La obra de Francesca Woodman es enigmática. Como si gracias a algún extraño mecanismo, la artista consiguiera introducir su cámara en un mundo paralelo al nuestro, cercano pero confuso y repleto de esos terrores que afloran en la cotidianeidad.
Woodman se retrataba a sí misma, exteriorizaba su mundo interior, un mundo que recuerda a Man Ray, a Lynch, a Étant Donnés o a Millais, y que tan solo se hacía visible cuando la autora cerraba los ojos y nos permitía entonces entrar en él para mostrarnos que la confusión reside en la imagen y que la imagen misma es un enigma a descifrar, sin pistas para poder aclarar la ecuación pero con un trasfondo que invita al espectador a mirar más allá, a atravesar la barrera que delimita su mundo del nuestro.

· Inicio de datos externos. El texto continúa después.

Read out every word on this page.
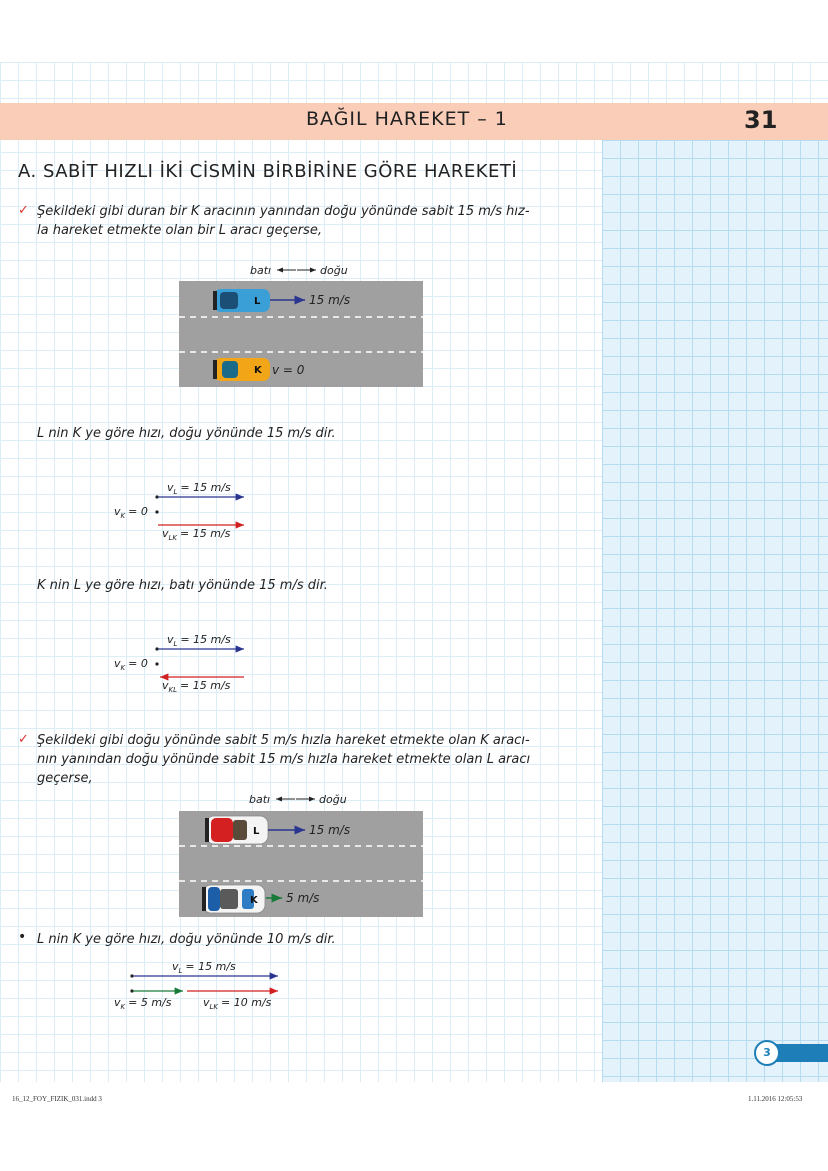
BAĞIL HAREKET – 1	31
A. SABİT HIZLI İKİ CİSMİN BİRBİRİNE GÖRE HAREKETİ
✓ Şekildeki gibi duran bir K aracının yanından doğu yönünde sabit 15 m/s hız-
la hareket etmekte olan bir L aracı geçerse,
batı	doğu
L	15 m/s
K v = 0
$v_L = 15$ m/s
$v_K = 0$
$v_{LK} = 15$ m/s
$v_L = 15$ m/s
$v_K = 0$
$v_{KL} = 15$ m/s
batı	doğu
L	15 m/s
K 5 m/s
$v_L = 15$ m/s
$v_K = 5$ m/s	$v_{LK} = 10$ m/s
L nin K ye göre hızı, doğu yönünde 15 m/s dir.
K nin L ye göre hızı, batı yönünde 15 m/s dir.
✓ Şekildeki gibi doğu yönünde sabit 5 m/s hızla hareket etmekte olan K aracı-
nın yanından doğu yönünde sabit 15 m/s hızla hareket etmekte olan L aracı
geçerse,
• L nin K ye göre hızı, doğu yönünde 10 m/s dir.
3
16_12_FOY_FIZIK_031.indd 3	1.11.2016 12:05:53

En una ocasión, Woodman dijo: «- La fotografía es también una manera de conectar con la vida. Hago fotos de la realidad filtradas a través de mi mente.» Quizás de esta manera se podría resumir la obra de tan genial artista, las imágenes de un mundo interior que se desnuda a través de personajes fuera de encuadre, de objetos inertes que parecen susurrar al oído y de cuerpos perdidos en la línea del tiempo.
Francesca Woodman, saltó en 1981 de lo alto de un edificio en Manhattan, tan solo contaba con 23 años. Nunca consiguió vivir de su obra. Quizás de esta manera regresó a su mundo interior y con ella se llevó la llave para que no pudiésemos hurgar más en él.